В кухне пахло дешёвым «Мерло» — я специально проветривал бутылку час, чтобы выветрилась хоть капля души, оставив лишь кислотную сущность нашего первого вечера. В кармане пиджака лежали триста рублей — ровно столько, чтобы не хватило на счёт, плюс мелочь для паники. Настоящий кошелёк был засунут под матрас.
Я был режиссёром, готовящим декорации к спектаклю, где мы с Катей — главные актёры. Актриса, впрочем, ещё не знала, что сегодня — премьера. Она думала, мы идём на милый ужин. Как всегда в этот день.

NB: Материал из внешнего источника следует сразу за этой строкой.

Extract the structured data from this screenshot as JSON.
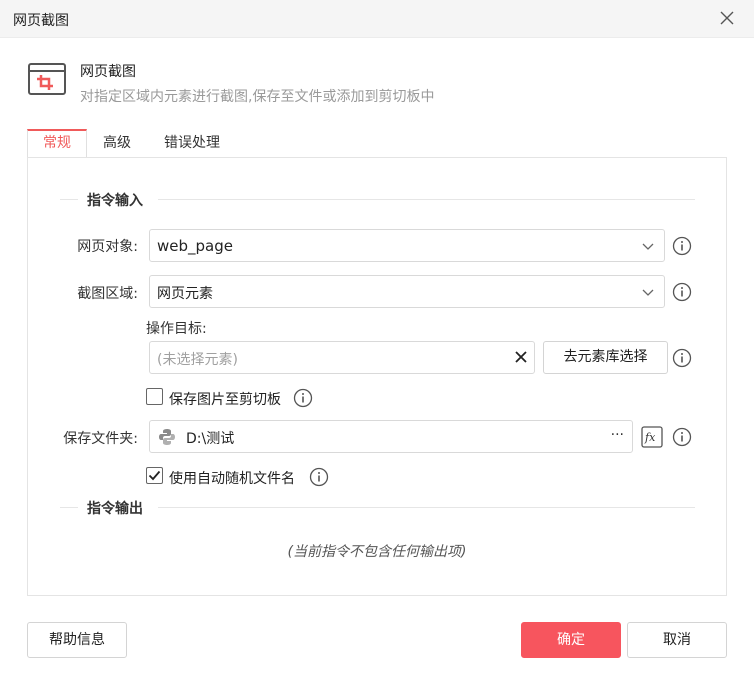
{
  "window": {
    "title": "网页截图"
  },
  "header": {
    "name": "网页截图",
    "description": "对指定区域内元素进行截图,保存至文件或添加到剪切板中"
  },
  "tabs": [
    {
      "label": "常规",
      "active": true
    },
    {
      "label": "高级",
      "active": false
    },
    {
      "label": "错误处理",
      "active": false
    }
  ],
  "input_section": {
    "title": "指令输入",
    "web_object": {
      "label": "网页对象:",
      "value": "web_page"
    },
    "capture_area": {
      "label": "截图区域:",
      "value": "网页元素"
    },
    "target": {
      "label": "操作目标:",
      "placeholder": "(未选择元素)",
      "library_button": "去元素库选择"
    },
    "save_clipboard": {
      "label": "保存图片至剪切板",
      "checked": false
    },
    "save_folder": {
      "label": "保存文件夹:",
      "value": "D:\\测试",
      "more": "···"
    },
    "auto_filename": {
      "label": "使用自动随机文件名",
      "checked": true
    }
  },
  "output_section": {
    "title": "指令输出",
    "empty_text": "(当前指令不包含任何输出项)"
  },
  "footer": {
    "help": "帮助信息",
    "ok": "确定",
    "cancel": "取消"
  },
  "colors": {
    "accent": "#f05a5a",
    "primary_button": "#f7555e"
  },
  "icons": [
    "close-icon",
    "crop-screenshot-icon",
    "chevron-down-icon",
    "info-icon",
    "clear-icon",
    "python-icon",
    "fx-icon",
    "check-icon"
  ]
}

Год назад она спросила: «Лёш, а может, в этот раз просто поедим суши дома? В пижамах?». У меня тогда сжалось всё внутри. Предательство традиции. Я отшутился, заказал тот самый ресторан, тот самый столик. Она согласилась, но её смех в прошлый раз был… тоньше. Как надтреснутый хрусталь.

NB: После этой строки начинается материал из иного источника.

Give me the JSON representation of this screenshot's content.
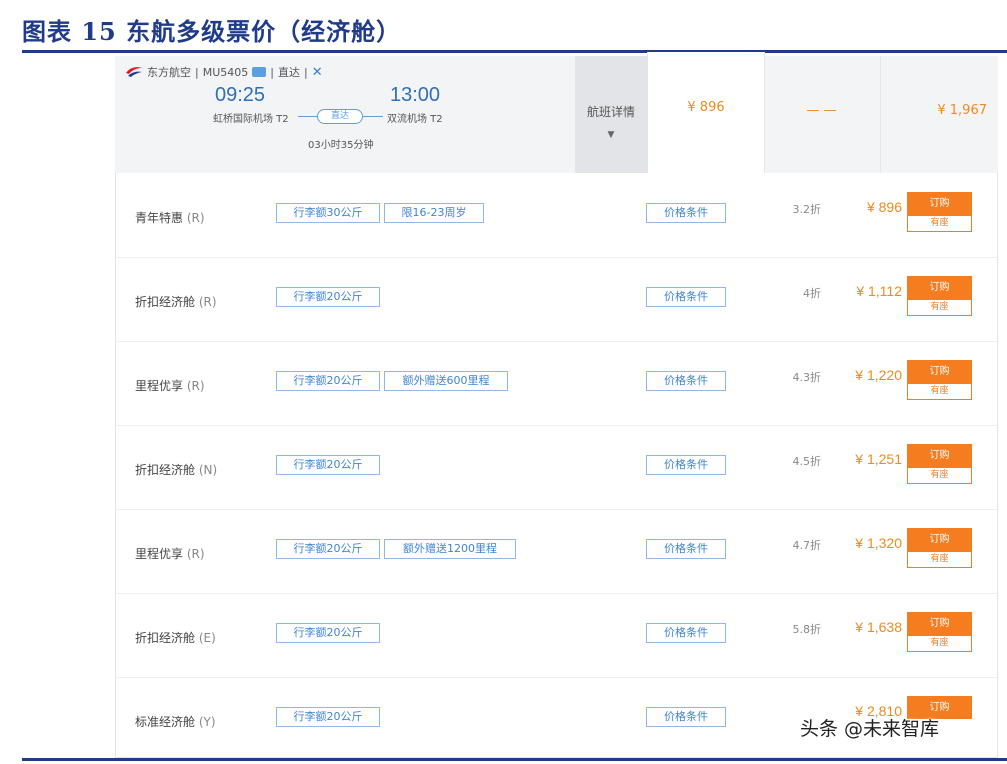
{
  "document": {
    "title": "图表 15    东航多级票价（经济舱）",
    "watermark": "头条 @未来智库"
  },
  "flight": {
    "airline": "东方航空",
    "flight_no": "MU5405",
    "direct_tag": "直达",
    "dep_time": "09:25",
    "arr_time": "13:00",
    "dep_airport": "虹桥国际机场 T2",
    "arr_airport": "双流机场 T2",
    "route_label": "直达",
    "duration": "03小时35分钟",
    "detail_label": "航班详情",
    "detail_caret": "▼"
  },
  "price_header": {
    "selected_price": "¥ 896",
    "empty_price": "— —",
    "other_price": "¥ 1,967"
  },
  "fares": [
    {
      "name": "青年特惠",
      "code": "(R)",
      "chips": [
        "行李额30公斤",
        "限16-23周岁"
      ],
      "condition": "价格条件",
      "discount": "3.2折",
      "price": "¥ 896",
      "book": "订购",
      "seat": "有座"
    },
    {
      "name": "折扣经济舱",
      "code": "(R)",
      "chips": [
        "行李额20公斤"
      ],
      "condition": "价格条件",
      "discount": "4折",
      "price": "¥ 1,112",
      "book": "订购",
      "seat": "有座"
    },
    {
      "name": "里程优享",
      "code": "(R)",
      "chips": [
        "行李额20公斤",
        "额外赠送600里程"
      ],
      "condition": "价格条件",
      "discount": "4.3折",
      "price": "¥ 1,220",
      "book": "订购",
      "seat": "有座"
    },
    {
      "name": "折扣经济舱",
      "code": "(N)",
      "chips": [
        "行李额20公斤"
      ],
      "condition": "价格条件",
      "discount": "4.5折",
      "price": "¥ 1,251",
      "book": "订购",
      "seat": "有座"
    },
    {
      "name": "里程优享",
      "code": "(R)",
      "chips": [
        "行李额20公斤",
        "额外赠送1200里程"
      ],
      "condition": "价格条件",
      "discount": "4.7折",
      "price": "¥ 1,320",
      "book": "订购",
      "seat": "有座"
    },
    {
      "name": "折扣经济舱",
      "code": "(E)",
      "chips": [
        "行李额20公斤"
      ],
      "condition": "价格条件",
      "discount": "5.8折",
      "price": "¥ 1,638",
      "book": "订购",
      "seat": "有座"
    },
    {
      "name": "标准经济舱",
      "code": "(Y)",
      "chips": [
        "行李额20公斤"
      ],
      "condition": "价格条件",
      "discount": "",
      "price": "¥ 2,810",
      "book": "订购",
      "seat": ""
    }
  ],
  "colors": {
    "title_blue": "#1f3b8a",
    "price_orange": "#f08a1c",
    "button_orange": "#f57c1f",
    "chip_blue": "#3f84d2"
  },
  "icons": {
    "airline_logo": "china-eastern-logo-icon",
    "info_tag": "info-tag-icon",
    "close": "x-icon"
  }
}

Я закончил с ножкой, отложил пилу. Руки пахли деревом и страхом. Страхом, что магия утекает сквозь пальцы, как то вино восемь лет назад.
А тогда… о, тогда это не было спектаклем.
Тогда (8 лет назад).
Мне было двадцать четыре, и весь мир сводился к одному: произвести на Катю ИДЕАЛЬНОЕ впечатление. Я выбрал самый пафосный ресторан в моём студенческом бюджете — «Парижану» с обоями, рюшами и вилками для устриц, которых я в жизни не видел.
Катя пришла в ярко-жёлтом платье. Она выглядела, как вспышка солнечного света в этой позолоте. Я, в своем единственном пиджаке, чувствовал себя бухгалтером на выпускном.
— Вина! — выпалил я официанту, едва мы сели. — Красного. Полусухого.
Я не знал марок. Я знал, что так надо. Принесли какую-то бутылку с длинным горлышком. Пробка не поддавалась. Я боролся с ней, как со скалой, лицо пылало.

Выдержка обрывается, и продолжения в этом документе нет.